The estimation of covariance matrices of multiple classes with limited training data is a difficult problem. The sample covariance matrix (SCM) is known to perform poorly when the number of variables is large compared to the available number of samples. In order to reduce the mean squared error (MSE) of the SCM, regularized (shrinkage) SCM estimators are often used. In this work, we consider regularized SCM (RSCM) estimators for multiclass problems that couple together two different target matrices for regularization: the pooled (average) SCM of the classes and the scaled identity matrix. Regularization toward the pooled SCM is beneficial when the population covariances are similar, whereas regularization toward the identity matrix guarantees that the estimators are positive definite. We derive the MSE optimal tuning parameters for the estimators as well as propose a method for their estimation under the assumption that the class populations follow (unspecified) elliptical distributions with finite fourth-order moments. The MSE performance of the proposed coupled RSCMs are evaluated with simulations and in a regularized discriminant analysis (RDA) classification set-up on real data. The results based on three different real data sets indicate comparable performance to cross-validation but with a significant speed-up in computation time.

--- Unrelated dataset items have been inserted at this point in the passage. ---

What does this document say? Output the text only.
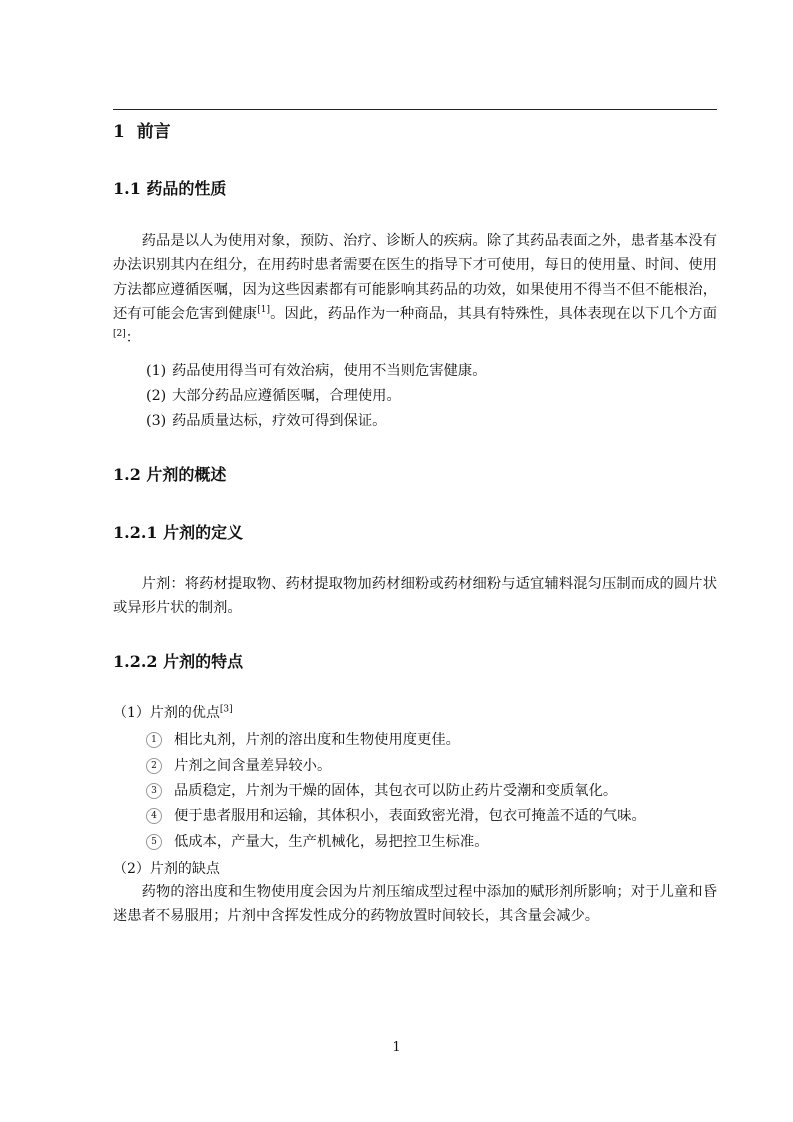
1 前言
1.1 药品的性质

药品是以人为使用对象，预防、治疗、诊断人的疾病。除了其药品表面之外，患者基本没有办法识别其内在组分，在用药时患者需要在医生的指导下才可使用，每日的使用量、时间、使用方法都应遵循医嘱，因为这些因素都有可能影响其药品的功效，如果使用不得当不但不能根治，还有可能会危害到健康[1]。因此，药品作为一种商品，其具有特殊性，具体表现在以下几个方面[2]：

(1) 药品使用得当可有效治病，使用不当则危害健康。
(2) 大部分药品应遵循医嘱，合理使用。
(3) 药品质量达标，疗效可得到保证。
1.2 片剂的概述
1.2.1 片剂的定义

片剂：将药材提取物、药材提取物加药材细粉或药材细粉与适宜辅料混匀压制而成的圆片状或异形片状的制剂。

1.2.2 片剂的特点
（1）片剂的优点[3]
1 相比丸剂，片剂的溶出度和生物使用度更佳。
2 片剂之间含量差异较小。
3 品质稳定，片剂为干燥的固体，其包衣可以防止药片受潮和变质氧化。
4 便于患者服用和运输，其体积小，表面致密光滑，包衣可掩盖不适的气味。
5 低成本，产量大，生产机械化，易把控卫生标准。
（2）片剂的缺点

药物的溶出度和生物使用度会因为片剂压缩成型过程中添加的赋形剂所影响；对于儿童和昏迷患者不易服用；片剂中含挥发性成分的药物放置时间较长，其含量会减少。

1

翻译：对培训数据有限的多个班级的共变矩阵进行估算是一个困难的问题。当变量数量与现有样本数量相比较大时,样本共变矩阵(SCM)据知表现不佳。为了减少SCM的平均平方差(MSE),经常使用常规化(缩略) SCM测算器。在这项工作中,我们认为对多级问题进行常规化的SCM(RSCM)测算器,将两类不同的标准化目标矩阵(类集(平均) SCM) 和规模化身份矩阵) 结合起来进行正规化。当人口变异相似时,常规化到联合的SCM(SCM) 将是有益的,而身份矩阵的正规化则保证估计者是肯定的。我们根据以下假设来得出MSE(S) 最佳的测算参数,并提议一种估算方法:班级人口在限定的第四级时段时段分布。对拟议中的RECMM(平均)性能进行模拟,并在定期化的盘点评分析中,用真实的三套数据进行对比性进度分析。